GRAFFICI a 20 ans en 2020!
CARLETON-SUR-MER | À l’occasion des 20 ans de GRAFFICI, l’équipe du journal rappelle quelques-uns des reportages ou des moments qui ont marqué l’histoire de la publication en générant, dans le cas des articles, un intérêt particulier chez ses lecteurs. Cette fois, c'est l'un des fondateurs de GRAFFICI ,Pascal Alain, qui nous raconte les premiers pas du journal, des premiers pas empreints d'une belle naïveté. De 2000 à 2007, GRAFFICI a été un journal culturel, avant de devenir une publication généraliste en 2007. Il a été mensuel jusqu’en 2015 avant de devenir bimestrie
Quelque chose comme une grande école…
Il y a 20 ans ce mois-ci paraissait le tout premier numéro du journal GRAFFICI. Rassemblés au défunt resto-bar Fou du Village de Bonaventure pour le lancement de cette grande aventure, les jeunes adultes que nous étions n’imaginaient pas que GRAFFICI deviendrait un véritable laboratoire ayant la Gaspésie comme source permanente de réflexion. Cap sur le passé
À l’automne 1999, j’ai 25 ans. De retour en région depuis deux ans, j’aime ma Gaspésie, même si elle souffre de plusieurs maux. Même si être jeune dans ce bout du monde n’est pas tous les jours facile. La Gaspésie de l’époque est en transition. Encore et toujours. Après la pêche à la morue et son moratoire de 1993, voilà que son économie traditionnelle lui tourne le dos. Coup sur coup, la région reçoit deux électrochocs. Le 14 octobre 1999, Mines Gaspé annonce la fin de ses activités à Murdocheville ; la société-mère, Noranda, n’exploitera que la fonderie jusqu’au 27 avril 2002. Le 28 octobre,c’est au tour d’Abitibi-Consolidated de fermer définitivement la papeterie Gaspésia, son usine de Chandler. Plus de 1000 emplois bien rémunérés s’envolent, causant un véritable cataclysme. Ce n’est pas la Gaspésie qui ferme,mais presque. Chose certaine, un pilier du temple venait de s’effondrer. En cet automne 1999, on voudrait être ailleurs…
Le bas de l’échelle
À l’époque, un retour en région n’effleure même pas l’esprit de la plupart de ces jeunes Gaspésiens partis s’instruire en ville. Les emplois pour les universitaires sont rares,imaginez ceux bien rémunérés. Durant les vacances estivales ou celles des Fêtes, on évite de croiser sur son chemin des connaissances,craignant presque de leur avouer que le destin nous a amenés dans ce plus beau trou du monde -mais trou quand même! – qu’est la Gaspésie.Le taux de chômage galope vers des sommets,tout comme le défaitisme et la morosité qui enveloppent la péninsule. On doit trimer dur. On doit faire compétition avec des pères et des mères de famille pour obtenir un emploi subventionné par le Centre local d’emploi. Il faut faire pitié avec un baccalauréat en poche.Ça sent la fin de siècle avec le bogue de l’an 2000 qui pointe à l’horizon, ajoutant une couche d’angoisse et de paranoïa.

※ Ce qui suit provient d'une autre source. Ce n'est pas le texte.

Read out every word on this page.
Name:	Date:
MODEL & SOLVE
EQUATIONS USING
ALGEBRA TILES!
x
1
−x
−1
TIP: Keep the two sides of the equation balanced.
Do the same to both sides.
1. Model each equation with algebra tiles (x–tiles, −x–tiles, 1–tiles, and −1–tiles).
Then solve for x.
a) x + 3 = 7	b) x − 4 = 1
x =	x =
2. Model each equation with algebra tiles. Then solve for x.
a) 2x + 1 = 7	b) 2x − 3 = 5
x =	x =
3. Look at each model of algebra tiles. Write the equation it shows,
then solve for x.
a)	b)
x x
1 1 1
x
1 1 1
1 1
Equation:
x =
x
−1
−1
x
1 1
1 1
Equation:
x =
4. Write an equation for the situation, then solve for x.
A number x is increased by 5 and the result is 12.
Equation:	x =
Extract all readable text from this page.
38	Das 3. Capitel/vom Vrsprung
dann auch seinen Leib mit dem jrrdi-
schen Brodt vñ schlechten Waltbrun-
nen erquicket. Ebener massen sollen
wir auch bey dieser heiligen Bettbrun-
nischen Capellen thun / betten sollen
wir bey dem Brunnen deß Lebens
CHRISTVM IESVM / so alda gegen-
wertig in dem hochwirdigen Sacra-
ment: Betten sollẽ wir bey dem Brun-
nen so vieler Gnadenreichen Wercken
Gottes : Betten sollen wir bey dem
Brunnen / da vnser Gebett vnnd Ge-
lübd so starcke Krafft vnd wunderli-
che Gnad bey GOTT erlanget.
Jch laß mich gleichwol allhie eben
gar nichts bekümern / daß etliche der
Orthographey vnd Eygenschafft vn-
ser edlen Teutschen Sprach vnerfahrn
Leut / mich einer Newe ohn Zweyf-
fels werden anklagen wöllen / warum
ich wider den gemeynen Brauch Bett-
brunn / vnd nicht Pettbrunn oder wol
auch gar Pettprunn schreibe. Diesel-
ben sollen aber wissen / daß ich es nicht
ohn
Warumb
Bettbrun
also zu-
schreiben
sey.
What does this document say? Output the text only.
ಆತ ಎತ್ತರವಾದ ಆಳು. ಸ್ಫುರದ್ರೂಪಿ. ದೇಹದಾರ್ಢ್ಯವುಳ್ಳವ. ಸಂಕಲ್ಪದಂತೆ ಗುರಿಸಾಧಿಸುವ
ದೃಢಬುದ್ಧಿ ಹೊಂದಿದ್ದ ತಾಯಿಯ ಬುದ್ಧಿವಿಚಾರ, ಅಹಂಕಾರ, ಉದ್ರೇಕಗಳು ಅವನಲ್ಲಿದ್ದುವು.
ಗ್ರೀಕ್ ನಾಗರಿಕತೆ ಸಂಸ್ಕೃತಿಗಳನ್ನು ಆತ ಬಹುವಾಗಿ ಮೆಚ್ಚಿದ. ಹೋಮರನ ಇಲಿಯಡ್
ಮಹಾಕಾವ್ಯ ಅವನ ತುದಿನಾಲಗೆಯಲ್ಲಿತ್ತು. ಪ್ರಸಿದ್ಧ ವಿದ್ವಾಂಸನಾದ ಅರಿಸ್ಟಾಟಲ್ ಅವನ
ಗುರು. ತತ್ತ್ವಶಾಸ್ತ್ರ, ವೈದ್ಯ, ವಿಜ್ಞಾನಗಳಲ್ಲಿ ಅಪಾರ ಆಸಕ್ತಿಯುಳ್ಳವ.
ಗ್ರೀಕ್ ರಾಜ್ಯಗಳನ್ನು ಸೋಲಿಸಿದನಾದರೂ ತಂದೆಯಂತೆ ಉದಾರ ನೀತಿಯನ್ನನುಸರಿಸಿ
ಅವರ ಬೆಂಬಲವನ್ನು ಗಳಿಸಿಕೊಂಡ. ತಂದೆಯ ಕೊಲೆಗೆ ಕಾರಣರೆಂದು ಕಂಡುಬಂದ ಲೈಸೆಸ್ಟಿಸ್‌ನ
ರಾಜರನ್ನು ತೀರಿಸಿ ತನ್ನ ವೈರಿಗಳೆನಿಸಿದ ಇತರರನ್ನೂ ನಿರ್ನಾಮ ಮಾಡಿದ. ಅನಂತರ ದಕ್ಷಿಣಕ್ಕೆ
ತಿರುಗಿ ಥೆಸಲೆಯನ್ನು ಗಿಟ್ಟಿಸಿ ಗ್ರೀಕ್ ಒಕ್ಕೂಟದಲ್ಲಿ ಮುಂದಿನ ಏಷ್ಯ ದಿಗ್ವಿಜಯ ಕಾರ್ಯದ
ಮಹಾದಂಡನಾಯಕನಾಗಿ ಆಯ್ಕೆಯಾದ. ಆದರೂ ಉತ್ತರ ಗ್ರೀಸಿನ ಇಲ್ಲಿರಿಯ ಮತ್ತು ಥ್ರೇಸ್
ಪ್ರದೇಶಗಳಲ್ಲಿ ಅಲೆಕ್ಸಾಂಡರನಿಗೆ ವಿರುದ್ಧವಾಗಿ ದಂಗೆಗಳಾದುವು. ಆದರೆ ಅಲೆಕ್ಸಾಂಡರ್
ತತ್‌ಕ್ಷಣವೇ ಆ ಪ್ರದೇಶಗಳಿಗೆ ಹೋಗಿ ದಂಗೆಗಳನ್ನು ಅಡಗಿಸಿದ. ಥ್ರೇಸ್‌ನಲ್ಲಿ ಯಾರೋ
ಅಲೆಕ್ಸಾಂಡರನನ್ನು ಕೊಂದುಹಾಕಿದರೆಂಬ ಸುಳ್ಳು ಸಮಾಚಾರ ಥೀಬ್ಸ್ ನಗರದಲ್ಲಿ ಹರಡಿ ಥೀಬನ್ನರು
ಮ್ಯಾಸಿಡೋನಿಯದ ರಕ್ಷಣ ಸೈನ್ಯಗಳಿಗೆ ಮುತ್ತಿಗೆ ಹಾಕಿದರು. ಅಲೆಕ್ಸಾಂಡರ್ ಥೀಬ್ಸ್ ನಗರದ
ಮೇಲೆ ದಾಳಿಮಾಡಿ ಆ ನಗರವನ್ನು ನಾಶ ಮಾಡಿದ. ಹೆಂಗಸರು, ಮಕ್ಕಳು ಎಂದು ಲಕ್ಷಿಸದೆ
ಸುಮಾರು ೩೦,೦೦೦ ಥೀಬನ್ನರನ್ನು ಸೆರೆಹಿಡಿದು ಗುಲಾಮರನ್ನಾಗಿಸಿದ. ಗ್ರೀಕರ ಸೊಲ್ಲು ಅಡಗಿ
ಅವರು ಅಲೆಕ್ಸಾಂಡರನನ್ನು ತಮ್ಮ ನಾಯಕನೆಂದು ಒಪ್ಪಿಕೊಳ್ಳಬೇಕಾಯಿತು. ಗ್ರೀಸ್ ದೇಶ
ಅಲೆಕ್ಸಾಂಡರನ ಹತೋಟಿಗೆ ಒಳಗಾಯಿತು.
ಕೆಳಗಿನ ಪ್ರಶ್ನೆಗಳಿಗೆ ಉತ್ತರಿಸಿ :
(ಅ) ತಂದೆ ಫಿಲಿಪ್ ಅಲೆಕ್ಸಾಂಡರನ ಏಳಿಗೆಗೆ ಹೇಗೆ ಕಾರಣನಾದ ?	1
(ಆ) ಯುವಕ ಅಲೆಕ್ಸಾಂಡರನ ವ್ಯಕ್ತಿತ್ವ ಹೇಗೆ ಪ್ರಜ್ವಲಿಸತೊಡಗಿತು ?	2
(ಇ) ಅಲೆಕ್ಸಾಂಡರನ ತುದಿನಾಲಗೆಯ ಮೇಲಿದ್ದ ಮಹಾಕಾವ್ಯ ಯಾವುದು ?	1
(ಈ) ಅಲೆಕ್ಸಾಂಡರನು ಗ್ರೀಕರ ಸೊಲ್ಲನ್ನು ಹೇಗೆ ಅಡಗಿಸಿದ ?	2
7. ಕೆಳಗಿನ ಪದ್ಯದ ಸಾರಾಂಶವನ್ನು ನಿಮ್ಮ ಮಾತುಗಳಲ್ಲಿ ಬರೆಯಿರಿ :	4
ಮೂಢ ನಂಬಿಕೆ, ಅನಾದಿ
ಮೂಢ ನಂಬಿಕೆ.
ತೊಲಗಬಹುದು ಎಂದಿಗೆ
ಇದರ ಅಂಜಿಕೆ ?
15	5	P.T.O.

Finalement, le bogue n’a pas eu lieu. Janvier 2000 laisse plutôt place à l’Action des patriotes gaspésiens, mouvement visant à dénoncer l’immobilisme des gouvernements,qui favorisent les grands centres au détriment des régions. À l’hiver, le groupe parle même de se rendre plaider la cause de la Gaspésie à un tribunal international de Genève, accusant le Canada de génocide économique à l’égard de la péninsule. Les Patriotes s’y sont d’ailleurs rendus en 2001. Je me demande ce que je fais en ce pays pittoresque. En même temps, je me dis que ma place est ici…
Les premiers pas de GRAFFICI
C’est dans ce contexte qu’est né GRAFFICI. Passionné de presse alternative, je fais la rencontre en cet automne 1999 de Normand Canuel, un autre assoiffé de journaux indépendants. Normand partage son rêve avec moi. Je me joins à lui, de même qu’à Mélanie Cotnoir. L’automne et l’hiver sont consacrés à réfléchir GRAFFICI, à monter son plan d’affaires, à structurer ce type d’entreprise qui, disons-le, n’est pas conventionnel dans le décor gaspésien. Les journaux présents dans la péninsule à cette époque sont des hebdos quasi indélogeables appartenant au géant Québecor. Obstacle de taille!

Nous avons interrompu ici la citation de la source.